Mount Kelud Rumbles, but Villagers Stay Put

Though scientists say an eruption at Indonesia's Mount Kelud volcano may be imminent, thousands of villagers living near the infamous mountain continue to ignore evacuation orders.

Thousands who evacuated have reportedly returned to their homes, complaining that emergency shelters have no food.

Indonesian officials raised the alert to the highest level Tuesday, meaning an eruption is imminent. It followed weeks of measurements showing a pattern of increased tremors and rising temperatures.

Indonesia's top volcano expert, Surono, who goes by only one name, says people living within six miles of the mountain should leave. The government's motto is "safe life," he said.

While Surono would not say what he believes the chances are for an eruption, he did report that there has been "decreased volcanic earthquake activity since yesterday, but the temperature of the water in the volcano has increased to 38 degrees Celsius, which is only a slight increase, but still high."

As many as 116,000 villages have reportedly been ordered to leave and most shelters are jammed with people. But many, according to The Associated Press, have returned home or refused to leave their homes because of food shortages at the shelters.

"There was no food at all," said Darmiashiah, a 33-year-old woman who returned to the village of Sugihwaras inside the evacuation zone. "If I get told to leave again, I will not go," she told the AP.

The U.S. Embassy in Jakarta today issued a warning to Americans living and traveling in Indonesia to avoid going within six miles of Kelud.

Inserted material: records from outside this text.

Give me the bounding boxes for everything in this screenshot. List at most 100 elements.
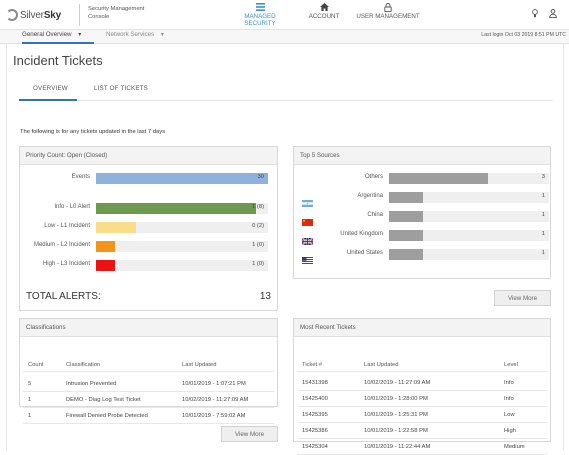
uk-flag-icon bbox=[301, 232, 314, 246]
source-bar-track: 1 bbox=[389, 192, 549, 203]
source-bar bbox=[389, 249, 423, 260]
ticket-row-cell: 10/02/2019 - 11:27:09 AM bbox=[364, 380, 431, 386]
classification-row-cell: 1 bbox=[28, 413, 32, 419]
chevron-down-icon: ▾ bbox=[160, 31, 164, 38]
tab-active-indicator bbox=[19, 99, 77, 101]
source-row: Argentina 1 bbox=[294, 192, 550, 207]
source-bar-track: 1 bbox=[389, 249, 549, 260]
tab-overview[interactable]: OVERVIEW bbox=[33, 85, 68, 92]
priority-bar bbox=[96, 222, 136, 233]
top-bar: SilverSky Security Management Console MA… bbox=[0, 0, 569, 30]
classifications-title: Classifications bbox=[20, 319, 277, 337]
nav-account-label: ACCOUNT bbox=[308, 13, 340, 20]
intro-text: The following is for any tickets updated… bbox=[20, 129, 166, 135]
column-header: Classification bbox=[66, 362, 101, 368]
lock-icon bbox=[355, 3, 421, 13]
recent-tickets-card: Most Recent Tickets Ticket # Last Updated… bbox=[293, 318, 551, 455]
classification-row-cell: DEMO - Diag Log Test Ticket bbox=[66, 397, 141, 403]
source-row: Others 3 bbox=[294, 173, 550, 184]
nav-managed-security-label: MANAGED SECURITY bbox=[244, 13, 276, 27]
column-header: Ticket # bbox=[302, 362, 323, 368]
tabs-divider bbox=[19, 100, 553, 101]
classification-row-cell: 10/01/2019 - 7:59:02 AM bbox=[182, 413, 246, 419]
logo-text-silver: Silver bbox=[20, 9, 44, 21]
source-label: Argentina bbox=[357, 193, 383, 199]
source-label: United Kingdom bbox=[340, 231, 383, 237]
priority-value: 30 bbox=[257, 174, 264, 180]
recent-tickets-title: Most Recent Tickets bbox=[294, 319, 550, 337]
classification-row-cell: 10/01/2019 - 1:07:21 PM bbox=[182, 381, 246, 387]
classification-row-divider bbox=[23, 407, 274, 408]
nav-user-management[interactable]: USER MANAGEMENT bbox=[355, 3, 421, 20]
priority-bar-track: 1 (8) bbox=[96, 203, 268, 214]
source-label: United States bbox=[346, 250, 383, 256]
header-divider bbox=[297, 371, 547, 372]
source-label: Others bbox=[364, 174, 383, 180]
source-bar-track: 1 bbox=[389, 230, 549, 241]
priority-label: Medium - L2 Incident bbox=[33, 242, 90, 248]
lightbulb-icon[interactable] bbox=[532, 9, 538, 20]
source-value: 3 bbox=[541, 174, 545, 180]
ticket-row-divider bbox=[297, 422, 547, 423]
classifications-card: Classifications Count Classification Last … bbox=[19, 318, 278, 424]
list-icon bbox=[229, 3, 291, 13]
china-flag-icon bbox=[302, 213, 313, 226]
source-label: China bbox=[367, 212, 383, 218]
main-content: Incident Tickets OVERVIEW LIST OF TICKET… bbox=[6, 44, 564, 455]
sub-navigation: General Overview ▾ Network Services ▾ La… bbox=[0, 30, 569, 44]
column-header: Last Updated bbox=[364, 362, 399, 368]
last-login-text: Last login Oct 03 2019 8:51 PM UTC bbox=[481, 32, 566, 38]
priority-value: 1 (0) bbox=[252, 261, 264, 267]
tab-list-of-tickets[interactable]: LIST OF TICKETS bbox=[94, 85, 149, 92]
ticket-row-cell: 15425395 bbox=[302, 412, 328, 418]
classification-row-divider bbox=[23, 391, 274, 392]
nav-account[interactable]: ACCOUNT bbox=[308, 3, 340, 20]
ticket-row-divider bbox=[297, 438, 547, 439]
priority-count-title: Priority Count: Open (Closed) bbox=[20, 147, 277, 165]
source-value: 1 bbox=[541, 193, 545, 199]
priority-bar bbox=[96, 260, 115, 271]
classification-row-cell: Intrusion Prevented bbox=[66, 381, 117, 387]
priority-bar bbox=[96, 241, 115, 252]
ticket-row-cell: High bbox=[504, 428, 516, 434]
logo-divider bbox=[79, 4, 80, 26]
priority-label: Info - L0 Alert bbox=[54, 204, 90, 210]
priority-bar-track: 0 (2) bbox=[96, 222, 268, 233]
priority-bar-track: 1 (0) bbox=[96, 241, 268, 252]
source-row: China 1 bbox=[294, 211, 550, 226]
subnav-network-services[interactable]: Network Services ▾ bbox=[106, 31, 164, 38]
source-row: United States 1 bbox=[294, 249, 550, 264]
silversky-logo[interactable]: SilverSky bbox=[6, 7, 61, 23]
source-bar bbox=[389, 192, 423, 203]
top-sources-title: Top 5 Sources bbox=[294, 147, 550, 165]
nav-managed-security[interactable]: MANAGED SECURITY bbox=[229, 3, 291, 27]
column-header: Level bbox=[504, 362, 518, 368]
subnav-active-indicator bbox=[22, 42, 94, 44]
priority-value: 1 (8) bbox=[252, 204, 264, 210]
classifications-view-more-button[interactable]: View More bbox=[221, 426, 278, 442]
ticket-row-cell: 15431398 bbox=[302, 380, 328, 386]
header-divider bbox=[23, 371, 274, 372]
ticket-row-cell: Info bbox=[504, 396, 514, 402]
priority-label: Events bbox=[71, 174, 90, 180]
nav-user-management-label: USER MANAGEMENT bbox=[356, 13, 420, 20]
top-sources-card: Top 5 Sources Others 3 Argentina 1 China 1 Uni… bbox=[293, 146, 551, 279]
logo-text-sky: Sky bbox=[43, 9, 62, 21]
classification-row-divider bbox=[23, 423, 274, 424]
priority-bar bbox=[96, 203, 256, 214]
page-title: Incident Tickets bbox=[13, 53, 103, 68]
ticket-row-cell: 10/01/2019 - 1:25:31 PM bbox=[364, 412, 428, 418]
ticket-row-cell: 15425304 bbox=[302, 444, 328, 450]
priority-row: Info - L0 Alert 1 (8) bbox=[20, 203, 277, 214]
chevron-down-icon: ▾ bbox=[78, 31, 82, 38]
subnav-general-overview[interactable]: General Overview ▾ bbox=[22, 31, 81, 38]
ticket-row-cell: 15425386 bbox=[302, 428, 328, 434]
sources-view-more-button[interactable]: View More bbox=[494, 290, 551, 306]
priority-label: High - L3 Incident bbox=[42, 261, 90, 267]
total-alerts-label: TOTAL ALERTS: bbox=[26, 291, 101, 302]
priority-bar-track: 1 (0) bbox=[96, 260, 268, 271]
priority-count-card: Priority Count: Open (Closed) Events 30 In… bbox=[19, 146, 278, 311]
user-icon[interactable] bbox=[549, 9, 557, 20]
source-bar bbox=[389, 173, 489, 184]
priority-row: Low - L1 Incident 0 (2) bbox=[20, 222, 277, 233]
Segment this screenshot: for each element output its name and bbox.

The volcano sits on the island of Java, about 385 miles east of the capital of Jakarta. It last erupted in 1990, killing dozens. In 1919, an explosion that blew the top off the mountain killed more than 5,000 people.

Historians say that an eruption in the 16th century took an estimated 10,000 lives.

Surono says the eruption in 1919 happened suddenly and was over relatively quickly for a volcano, lasting six to seven hours — characteristic of what would happen if Kelud were to erupt now.

In fact, scientists say the crater lake currently holding the overheating water was created during the 1919 explosion.

Recent volcanic activity concerns Surono, especially when compared to the 1919 eruption. Seismic activity records from then showed "327 volcanic earthquakes prior to the eruption, compared to the over 400 we have today," he said.

Indonesia is the world's most expansive archipelago and sits on the Pacific "Ring of Fire," a hotbed for volcanic activity as a result of plate tectonics. The loudest sound historically recorded was the massive 1883 eruption of Krakatoa, a volcanic island between Java and Sumatra in Indonesia.

The Associated Press contributed to this story.